The world’s first gay fighting game, Gay Fighter Supreme, launched on iTunes on Thursday, May 14. The game features 10 LGBT fighters – including drag queen Carrie Cupcake, GoGo Gary, lesbian Sappho Ethridge and twink Timmy Spears – all competing for the title of Gay Fight champion. The first question is, do LGBT people fight at all? I mean with fists, not cattiness.
The second question is, are these queer stereotypes? Yes, they are, ridiculously so, to the point where it would be stupid to get all in a knot over it. The characters are broad, cartoony and cute. To think that they represent actual people is like thinking that Bugs Bunny represents actual rabbits.
HBO’s magnificent television series Looking covered similar territory in season two. Patrick and his boss/lover get a booth at a gay gamers’ convention and sell a little game that looks a lot like Gay Fighter Supreme. The reaction was not what they anticipated. “Another attempt to divide and label the gay community,” writes the sour grapes critic. But is it really?

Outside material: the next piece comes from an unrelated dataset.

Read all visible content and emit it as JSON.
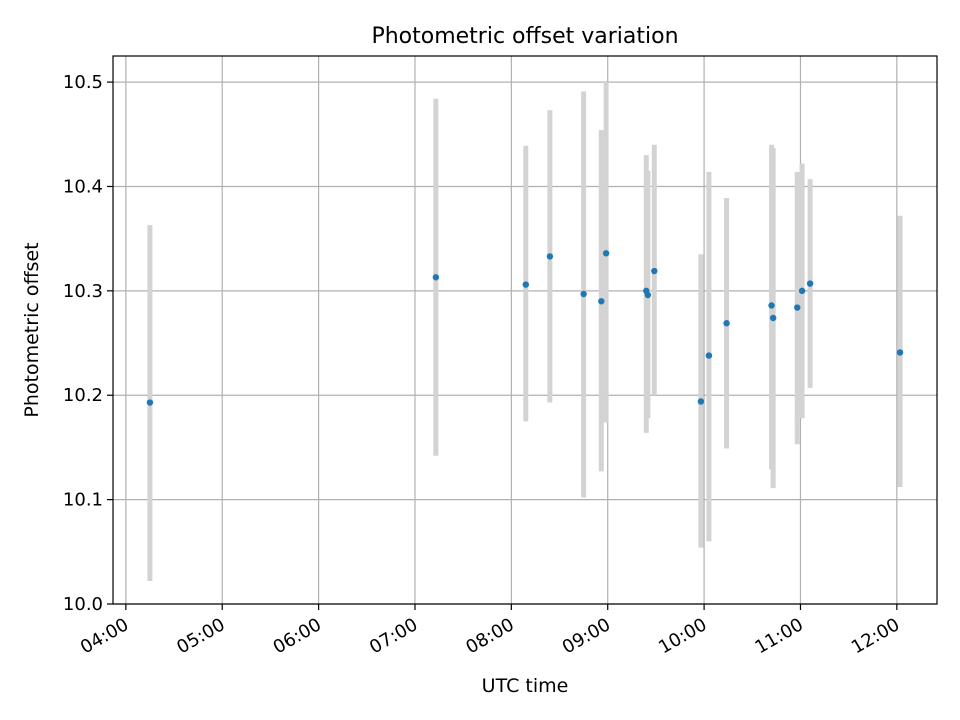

Somehow, I doubt this real-life version of the game will be met with the same disdain. I like to think that overly politicized people are at least smart enough to know that a healthy community can revel and celebrate its stereotypes rather than rebuke them. Frankly, I was more concerned as to why the only fat character was the drag queen (although every time I played, I couldn’t help but think of my dear friend Crystal Lite, who could definitely take you in a fight).